XML travel interface makes online booking easy

The service, Whereto T2, claims it can access some 2 million fare combinations. In doing so it guarantees the lowest price fare for consumers. In the case of domestic travel it can also produce results where, for example, a traveller looking for the cheapest Brisbane-Sydney round trip can fly up on one airline and down on another.

Whereto T2 is an extension to the existing Whereto online booking system which is currently being used by a Harvey World Travel agency in Terrigal on the NSW central coast, and at the travel site whereto.com.au which is operated by WTS.

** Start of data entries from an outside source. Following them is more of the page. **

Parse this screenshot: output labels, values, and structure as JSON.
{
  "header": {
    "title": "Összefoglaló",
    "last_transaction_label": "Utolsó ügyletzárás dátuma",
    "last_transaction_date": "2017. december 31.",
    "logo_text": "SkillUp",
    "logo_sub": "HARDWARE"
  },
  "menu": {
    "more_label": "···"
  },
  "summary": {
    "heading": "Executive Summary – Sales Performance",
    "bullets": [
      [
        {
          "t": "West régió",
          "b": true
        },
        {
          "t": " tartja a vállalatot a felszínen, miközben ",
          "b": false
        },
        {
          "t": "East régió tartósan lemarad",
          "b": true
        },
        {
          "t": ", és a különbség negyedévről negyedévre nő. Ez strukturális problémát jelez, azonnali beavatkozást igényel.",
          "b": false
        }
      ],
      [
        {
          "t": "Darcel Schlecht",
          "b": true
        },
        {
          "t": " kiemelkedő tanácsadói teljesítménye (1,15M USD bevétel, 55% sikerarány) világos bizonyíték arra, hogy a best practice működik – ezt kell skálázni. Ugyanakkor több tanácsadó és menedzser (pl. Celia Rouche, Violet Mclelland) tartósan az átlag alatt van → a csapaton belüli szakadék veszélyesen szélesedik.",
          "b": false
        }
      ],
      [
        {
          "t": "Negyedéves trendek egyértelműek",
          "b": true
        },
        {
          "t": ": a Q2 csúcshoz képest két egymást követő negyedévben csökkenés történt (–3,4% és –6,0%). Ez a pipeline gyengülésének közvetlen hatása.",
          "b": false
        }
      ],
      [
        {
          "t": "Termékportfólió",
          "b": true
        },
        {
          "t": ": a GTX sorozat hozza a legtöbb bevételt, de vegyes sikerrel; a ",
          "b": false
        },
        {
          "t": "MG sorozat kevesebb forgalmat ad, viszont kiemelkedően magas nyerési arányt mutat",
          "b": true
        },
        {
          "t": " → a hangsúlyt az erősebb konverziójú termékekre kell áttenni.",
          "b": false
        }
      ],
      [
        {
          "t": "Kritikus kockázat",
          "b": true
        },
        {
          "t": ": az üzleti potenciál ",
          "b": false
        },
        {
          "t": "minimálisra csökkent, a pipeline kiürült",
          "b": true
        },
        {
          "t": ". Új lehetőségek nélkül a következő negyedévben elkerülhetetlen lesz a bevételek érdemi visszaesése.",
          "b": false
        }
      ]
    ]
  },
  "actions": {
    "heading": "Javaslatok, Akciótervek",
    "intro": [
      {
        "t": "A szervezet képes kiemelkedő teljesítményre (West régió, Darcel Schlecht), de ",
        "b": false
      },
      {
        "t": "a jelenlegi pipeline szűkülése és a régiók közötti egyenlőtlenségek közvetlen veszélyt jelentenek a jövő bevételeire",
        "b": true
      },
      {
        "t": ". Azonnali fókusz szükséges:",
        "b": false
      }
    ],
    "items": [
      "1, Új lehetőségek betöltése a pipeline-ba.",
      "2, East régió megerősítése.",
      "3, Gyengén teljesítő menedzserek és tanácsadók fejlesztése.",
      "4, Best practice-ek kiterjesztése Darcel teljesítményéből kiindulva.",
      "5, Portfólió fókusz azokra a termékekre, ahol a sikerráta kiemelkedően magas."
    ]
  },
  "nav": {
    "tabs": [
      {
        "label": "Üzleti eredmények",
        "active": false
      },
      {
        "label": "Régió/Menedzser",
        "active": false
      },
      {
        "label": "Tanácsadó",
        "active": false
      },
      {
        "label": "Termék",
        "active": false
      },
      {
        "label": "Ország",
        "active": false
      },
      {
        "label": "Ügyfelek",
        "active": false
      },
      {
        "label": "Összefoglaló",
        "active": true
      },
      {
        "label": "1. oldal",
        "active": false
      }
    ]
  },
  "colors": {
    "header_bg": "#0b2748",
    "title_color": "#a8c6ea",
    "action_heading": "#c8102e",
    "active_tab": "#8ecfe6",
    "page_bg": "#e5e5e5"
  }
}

An XML interface built by WTS links directly with the Galileo Computer Reservation Systems (CRS) allowing consumers to access responses to travel questions in real-time. Galileo provides a massive travel database which connects more than 40,000 travel agencies around the world (approximately 2500 in Australia and New Zealand) with over 500 airlines, car rental companies, hotels and cruise lines worldwide. Equivalent players in this field include the Spanish-based Amadeus and US-based Sabre.

Michael Scott, Galileo's manager IT services, said this interface is the first commercial application of XML technology for travel booking. "This will change the way people will book online," he said.

By gaining access to the Galileo database online, travellers are able to view the same information that travel agents obtain when they view Galileo data from their offices across Australia. As these agents have yet to deploy an XML-based interface to Galileo CRS, they have to fire off numerous queries and then sift through the rules associated with travel. This can take up to 30 minutes in complex cases.

Mark Jones, WTS director of IT, said that because T2 is XML-based customers can punch in generic questions in plain English. This is then converted to efficient queries in XML and fed into Galileo's main data centre in the US town of Denver, and an answer returns to the consumer in a readable manner. He said some queries can utilise up to 25,000 different pieces of information before coming back to the consumer.

The service is particularly useful to travellers as, along with fares, it immediately retrieves the rules associated with a flight. This can say where travellers are permitted to stop over, when they must depart, how long they can stay and when they must pay. Within Australia, consumers can book multiple domestic flights or destinations. Consumers are also able to tack on car hire, hotels and insurance.

Jones said the fact that WTS has developed this technology in conjunction with Galileo and travel agencies has allowed for a product that works. "We have not developed this in a vacuum," he said.